18.3 Specifieke gebruiksregels
-
a. aangebouwde bijbehorende bouwwerken en vrijstaande bijbehorende bouwwerken mogen uitsluitend op een afstand van ten minste 1 meter achter het verlengde van de voorgevelrooilijn van het hoofdgebouw worden gebouwd;
-
b. de diepte van een aangebouwd bijbehorende bouwwerk mag, gemeten vanuit (het verlengde van) de achtergevel van het hoofdgebouw, maximaal 3 meter bedragen;
-
c. de breedte van een aangebouwd bijbehorende bouwwerk aan de zijgevel mag, gemeten vanuit (het verlengde van) de zijgevel van het hoofdgebouw, maximaal 3 meter bedragen;
-
d. de bouwhoogte van een aangebouwd bijbehorende bouwwerk mag maximaal de hoogte van de eerste bouwlaag van het hoofdgebouw bedragen, vermeerderd met 0,3 meter;
-
e. de bouwhoogte van een vrijstaand bijbehorend bouwwerk mag maximaal 3 meter bedragen; indien het vrijstaande bijbehorende bouwwerk wordt afgedekt met een kap mag de bouwhoogte maximaal 4,5 meter bedragen;
-
f. de erfzone mag volledig worden bebouwd met bijbehorende bouwwerken;
-
g. indien het achtererfgebied een oppervlakte heeft van 300 m2 of minder, mag maximaal 50% van het achtererfgebied met bijbehorende bouwwerken worden bebouwd, met een maximum van 30 m2 naast hetgeen is toegestaan in de erfzone;
-
h. indien het achtererfgebied een oppervlakte heeft van 300 m2 tot 1500 m2, mag maximaal 10% van het achtererfgebied met bijbehorende bouwwerken worden bebouwd, met een maximum van 75 m2 naast hetgeen is toegestaan in de erfzone;
-
i. indien het achtererfgebied een oppervlakte heeft van meer dan 1500 m2, mag maximaal 5% van het achtererfgebied met bijbehorende bouwwerken worden bebouwd, met een maximum van 125 m2 naast hetgeen is toegestaan in de erfzone;
-
j. voor vrijstaande bijbehorende bouwwerken die worden afgedekt met een kap op percelen zoals bedoeld onder k, mag de goothoogte maximaal 3 meter en de bouwhoogte maximaal 6 meter bedragen;
-
k. bestaande bijbehorende bouwwerken die niet voldoen aan het bepaalde genoemd onder a t/m j mogen worden gehandhaafd en/of vernieuwd, maar de afwijkingen mogen niet worden vergroot.

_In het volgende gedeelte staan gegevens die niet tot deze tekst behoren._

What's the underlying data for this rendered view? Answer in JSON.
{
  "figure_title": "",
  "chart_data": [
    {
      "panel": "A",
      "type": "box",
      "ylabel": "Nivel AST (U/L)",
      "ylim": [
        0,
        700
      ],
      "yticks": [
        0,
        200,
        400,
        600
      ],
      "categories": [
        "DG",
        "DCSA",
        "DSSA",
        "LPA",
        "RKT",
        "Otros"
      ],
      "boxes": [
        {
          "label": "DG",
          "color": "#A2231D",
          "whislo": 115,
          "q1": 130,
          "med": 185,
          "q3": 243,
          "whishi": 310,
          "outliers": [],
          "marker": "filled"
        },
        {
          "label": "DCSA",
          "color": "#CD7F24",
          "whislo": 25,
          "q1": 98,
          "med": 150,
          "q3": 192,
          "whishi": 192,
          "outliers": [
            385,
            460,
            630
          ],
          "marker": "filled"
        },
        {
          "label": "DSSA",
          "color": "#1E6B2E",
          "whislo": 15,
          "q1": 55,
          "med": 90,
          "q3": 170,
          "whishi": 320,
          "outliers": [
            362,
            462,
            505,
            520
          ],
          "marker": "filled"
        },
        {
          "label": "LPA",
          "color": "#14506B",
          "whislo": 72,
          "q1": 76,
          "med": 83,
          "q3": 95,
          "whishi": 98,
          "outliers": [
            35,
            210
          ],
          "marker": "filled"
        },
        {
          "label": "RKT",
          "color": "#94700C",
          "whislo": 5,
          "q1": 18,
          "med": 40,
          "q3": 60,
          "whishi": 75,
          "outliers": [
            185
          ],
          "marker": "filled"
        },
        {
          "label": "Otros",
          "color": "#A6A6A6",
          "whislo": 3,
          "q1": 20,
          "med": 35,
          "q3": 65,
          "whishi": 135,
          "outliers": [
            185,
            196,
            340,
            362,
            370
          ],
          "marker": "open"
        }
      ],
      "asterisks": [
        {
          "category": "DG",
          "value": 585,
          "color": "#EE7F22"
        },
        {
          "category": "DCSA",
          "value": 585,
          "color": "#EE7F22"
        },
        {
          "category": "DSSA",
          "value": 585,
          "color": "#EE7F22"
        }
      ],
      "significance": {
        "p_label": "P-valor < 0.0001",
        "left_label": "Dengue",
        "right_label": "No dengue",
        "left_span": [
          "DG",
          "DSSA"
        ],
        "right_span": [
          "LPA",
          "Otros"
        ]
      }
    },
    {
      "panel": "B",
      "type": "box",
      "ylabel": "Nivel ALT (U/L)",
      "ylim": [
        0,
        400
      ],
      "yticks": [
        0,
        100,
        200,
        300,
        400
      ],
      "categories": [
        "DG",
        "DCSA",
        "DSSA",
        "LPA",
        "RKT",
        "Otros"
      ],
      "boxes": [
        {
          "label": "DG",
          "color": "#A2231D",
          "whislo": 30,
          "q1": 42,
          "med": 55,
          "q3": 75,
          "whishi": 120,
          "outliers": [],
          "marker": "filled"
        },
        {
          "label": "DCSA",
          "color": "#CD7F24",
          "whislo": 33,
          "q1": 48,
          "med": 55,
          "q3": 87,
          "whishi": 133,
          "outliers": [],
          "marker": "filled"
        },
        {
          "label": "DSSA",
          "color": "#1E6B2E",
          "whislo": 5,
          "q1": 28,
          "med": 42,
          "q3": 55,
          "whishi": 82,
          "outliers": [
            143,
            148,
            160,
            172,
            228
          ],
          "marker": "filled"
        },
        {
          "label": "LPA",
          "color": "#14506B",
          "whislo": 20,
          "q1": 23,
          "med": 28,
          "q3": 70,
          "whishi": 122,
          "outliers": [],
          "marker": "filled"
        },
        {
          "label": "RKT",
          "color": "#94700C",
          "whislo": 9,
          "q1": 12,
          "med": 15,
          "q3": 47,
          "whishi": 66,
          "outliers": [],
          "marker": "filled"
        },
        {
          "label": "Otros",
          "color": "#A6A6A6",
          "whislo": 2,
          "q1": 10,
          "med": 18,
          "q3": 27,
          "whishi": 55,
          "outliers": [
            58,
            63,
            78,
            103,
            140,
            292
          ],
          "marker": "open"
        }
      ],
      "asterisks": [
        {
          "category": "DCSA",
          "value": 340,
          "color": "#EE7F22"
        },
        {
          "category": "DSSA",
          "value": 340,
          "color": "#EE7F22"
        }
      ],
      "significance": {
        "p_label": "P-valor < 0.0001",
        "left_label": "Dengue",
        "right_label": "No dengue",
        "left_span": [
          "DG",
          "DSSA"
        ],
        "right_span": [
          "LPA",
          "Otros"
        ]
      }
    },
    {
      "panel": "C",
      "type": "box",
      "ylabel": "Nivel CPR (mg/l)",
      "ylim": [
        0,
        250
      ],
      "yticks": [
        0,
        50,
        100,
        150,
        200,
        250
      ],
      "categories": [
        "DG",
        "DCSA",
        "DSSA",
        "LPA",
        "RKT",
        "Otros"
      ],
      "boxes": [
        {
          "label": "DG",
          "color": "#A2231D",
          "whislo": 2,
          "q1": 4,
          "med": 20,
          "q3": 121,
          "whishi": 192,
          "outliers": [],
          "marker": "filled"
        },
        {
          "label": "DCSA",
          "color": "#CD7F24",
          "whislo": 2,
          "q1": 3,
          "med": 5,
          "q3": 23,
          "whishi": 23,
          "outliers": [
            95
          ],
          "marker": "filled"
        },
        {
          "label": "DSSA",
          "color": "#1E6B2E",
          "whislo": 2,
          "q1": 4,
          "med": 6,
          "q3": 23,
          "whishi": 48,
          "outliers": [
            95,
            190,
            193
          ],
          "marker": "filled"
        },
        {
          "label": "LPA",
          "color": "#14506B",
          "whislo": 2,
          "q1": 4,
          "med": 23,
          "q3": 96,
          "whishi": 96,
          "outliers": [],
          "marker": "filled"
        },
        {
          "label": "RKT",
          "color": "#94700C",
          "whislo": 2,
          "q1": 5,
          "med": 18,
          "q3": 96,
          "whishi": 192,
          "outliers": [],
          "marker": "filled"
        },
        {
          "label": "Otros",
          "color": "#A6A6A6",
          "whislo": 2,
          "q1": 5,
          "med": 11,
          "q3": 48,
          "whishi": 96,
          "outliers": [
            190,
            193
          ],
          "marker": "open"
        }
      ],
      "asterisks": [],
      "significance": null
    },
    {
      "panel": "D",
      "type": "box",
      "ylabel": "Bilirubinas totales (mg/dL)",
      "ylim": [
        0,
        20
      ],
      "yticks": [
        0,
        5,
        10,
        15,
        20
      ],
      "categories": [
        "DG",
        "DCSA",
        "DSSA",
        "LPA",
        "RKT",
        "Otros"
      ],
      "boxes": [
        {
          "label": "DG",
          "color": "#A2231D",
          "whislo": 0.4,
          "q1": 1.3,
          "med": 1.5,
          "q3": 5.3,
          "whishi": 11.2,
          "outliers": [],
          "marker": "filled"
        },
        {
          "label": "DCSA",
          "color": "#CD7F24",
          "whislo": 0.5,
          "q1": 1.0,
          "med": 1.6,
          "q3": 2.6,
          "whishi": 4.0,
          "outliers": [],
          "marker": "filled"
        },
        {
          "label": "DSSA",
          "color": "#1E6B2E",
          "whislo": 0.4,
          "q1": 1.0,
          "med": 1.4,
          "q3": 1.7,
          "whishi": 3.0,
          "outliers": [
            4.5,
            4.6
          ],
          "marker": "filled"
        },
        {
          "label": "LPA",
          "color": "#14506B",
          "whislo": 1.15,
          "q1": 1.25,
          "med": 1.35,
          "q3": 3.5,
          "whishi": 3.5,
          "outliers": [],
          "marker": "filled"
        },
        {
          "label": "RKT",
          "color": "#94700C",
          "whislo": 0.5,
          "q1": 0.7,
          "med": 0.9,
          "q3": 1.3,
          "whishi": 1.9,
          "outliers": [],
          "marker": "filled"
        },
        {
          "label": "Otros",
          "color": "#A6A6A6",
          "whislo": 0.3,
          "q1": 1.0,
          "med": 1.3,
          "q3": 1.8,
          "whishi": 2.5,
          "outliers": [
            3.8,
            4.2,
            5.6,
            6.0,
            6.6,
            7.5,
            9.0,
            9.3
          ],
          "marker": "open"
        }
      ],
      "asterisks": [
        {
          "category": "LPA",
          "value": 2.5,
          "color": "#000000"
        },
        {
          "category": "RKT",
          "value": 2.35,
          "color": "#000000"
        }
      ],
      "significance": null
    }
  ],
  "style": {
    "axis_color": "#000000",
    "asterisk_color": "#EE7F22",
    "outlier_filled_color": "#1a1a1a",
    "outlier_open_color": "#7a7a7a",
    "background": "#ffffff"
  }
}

18.3.1 Aan-huis-verbonden beroep of bedrijf
De uitoefening van een aan-huis-verbonden beroep of -bedrijf in samenhang met wonen is uitsluitend toegestaan indien:
-
a. het vloeroppervlak ten behoeve van de uitoefening van een aan-huis-verbonden beroep of -bedrijf niet groter is dan 1/3 deel van het vloeroppervlak van de woning, tot een maximum van 60 m², inclusief aangebouwde bijbehorende bouwwerken;
-
b. de vloeroppervlakte ten behoeve van een aan-huis-gebonden beroep of bedrijf, maximaal 60 m2 bedraagt, indien het beroep of bedrijf aan huis in een vrijstaand bijbehorende bouwwerk wordt uitgeoefend;
-
c. het, in geval van bedrijfsactiviteiten, bedrijfsactiviteiten betreft in maximaal categorie A of B1 van de Lijst van Bedrijven functiemenging en bedrijfsactiviteiten waarvoor geen milieuvergunning is vereist;
-
d. geen sprake is van verkeersaantrekkende activiteiten die kunnen leiden tot een nadelige beïnvloeding van de normale afwikkeling van het verkeer dan wel tot een onevenredige parkeerdruk op de openbare ruimte;
18.3.2 Bed & breakfast
De uitoefening van een bed & breakfast in samenhang met wonen is uitsluitend toegestaan indien de hoofdbewoner minimaal 50% van het bruto vloeroppervlak van de woning in gebruik houdt voor wonen.
18.4 Afwijken van de gebruiksregels
Burgemeester en wethouders kunnen bij omgevingsvergunning afwijken van het bepaalde in lid 18.3.1 onder c voor bedrijfsactiviteiten in categorie B2 van de Lijst van Bedrijven functiemenging, indien en voor zover deze naar aard en invloed op de omgeving geacht kunnen worden gelijk te zijn aan categorie A of B1 van de Lijst van Bedrijven functiemenging.